O aumento da carga da dívida e o custo cada vez maior de sua manutenção afetam o crescimento econômico, aumentam os riscos de crédito e a possibilidade de incumprimento de pagamentos, o que no futuro criará dificuldades para refinanciar as dívidas e abrandará o “boom” de crédito que atualmente está estimulando o crescimento global, explicou Losev.

O financista sublinhou que esse processo afetará a situação econômica porque significa “menos novos empréstimos e investimentos, um crescimento econômico mais débil ou até sua cessação completa, mais moratórias, atrasos de pagamento […], crises locais em certas regiões e indústrias que podem causar efeito dominó e sacudir não apenas os mercados financeiros, mas também toda a economia global”.

Segundo Losev, um estudo do Banco Mundial mostrou que, quando a relação dívida/PIB supera 77% durante um longo período de tempo, o crescimento econômico se desacelera e cada ponto percentual da dívida acima deste nível custa ao país 1,7% de crescimento econômico nos países desenvolvidos. Quanto aos países em desenvolvimento, a situação é ainda pior: cada ponto percentual adicional de dívida acima do nível de 64% reduzirá anualmente o crescimento econômico em 2%.

De acordo com previsões do Fundo Monetário Internacional (FMI), a economia mundial irá desacelerar neste ano em 70% dos países.
“Muitas economias não são suficientemente sustentáveis.
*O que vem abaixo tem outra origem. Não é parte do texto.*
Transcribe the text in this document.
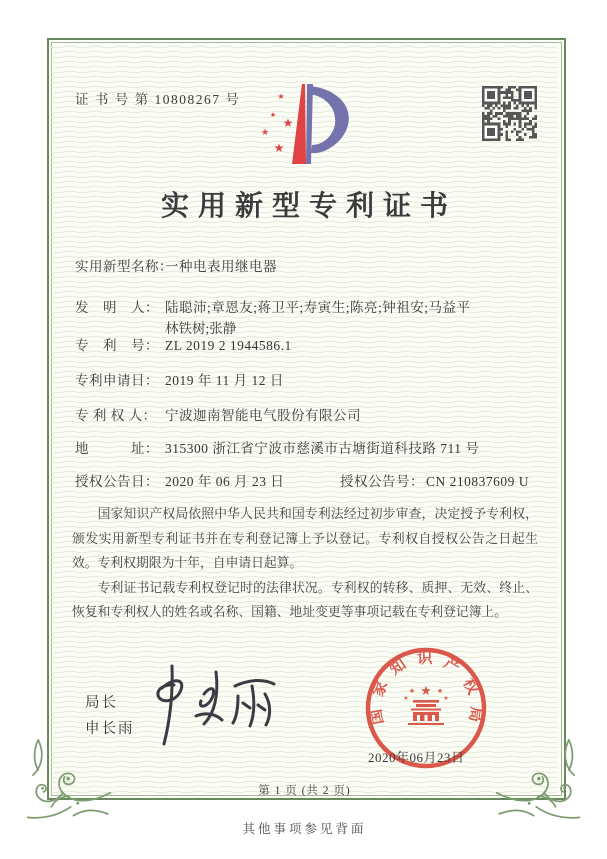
证 书 号 第 10808267 号	★
★
★
★
★
实用新型专利证书
实用新型名称：一种电表用继电器
发　明　人： 陆聪沛;章恩友;蒋卫平;寿寅生;陈亮;钟祖安;马益平
林铁树;张静
专　利　号： ZL 2019 2 1944586.1
专利申请日： 2019 年 11 月 12 日
专 利 权 人： 宁波迦南智能电气股份有限公司
地　　　址： 315300 浙江省宁波市慈溪市古塘街道科技路 711 号
授权公告日： 2020 年 06 月 23 日	授权公告号： CN 210837609 U

国家知识产权局依照中华人民共和国专利法经过初步审查，决定授予专利权，颁发实用新型专利证书并在专利登记簿上予以登记。专利权自授权公告之日起生效。专利权期限为十年，自申请日起算。

专利证书记载专利权登记时的法律状况。专利权的转移、质押、无效、终止、恢复和专利权人的姓名或名称、国籍、地址变更等事项记载在专利登记簿上。

局长
申长雨
国家知识产权局
★
★	★
★	★
2020年06月23日
第 1 页 (共 2 页)
其他事项参见背面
A alta dívida pública e baixas taxas de juro limitam sua capacidade para superar uma nova recessão”, disse a diretora-executiva do FMI, Christine Lagarde.

Ao mesmo tempo, o analista sublinha que uma nova crise poderia trazer mudanças na ordem global existente.

“Uma crise econômica de grande escala pode levar a mudanças geopolíticas e transformar a ordem mundial existente, que se baseia na desigualdade hierárquica dos Estados, associada com ciclos econômicos longos e padrões tecnológicos, bem como em uma acumulação infinita de capital. A Rússia, bem como a maioria dos países em desenvolvimento, está na periferia desse sistema”, escreveu Losev.

O financista prevê que “a atual ordem mundial começará a mudar rapidamente não no momento da crise, mas quando os Estados não puderem coordenar seus esforços a nível global para manter o sistema econômico e financeiro atual, os princípios e regras do comércio internacional, quando o egoísmo prevalecer, mas a competição não for suficiente”.

Isso levará a uma época de conflitos, à revisão de prioridades, ao protecionismo, mobilização e reindustrialização, ou seja, às prioridade de produção nacional, projetos de grande escala e desenvolvimento da ciência.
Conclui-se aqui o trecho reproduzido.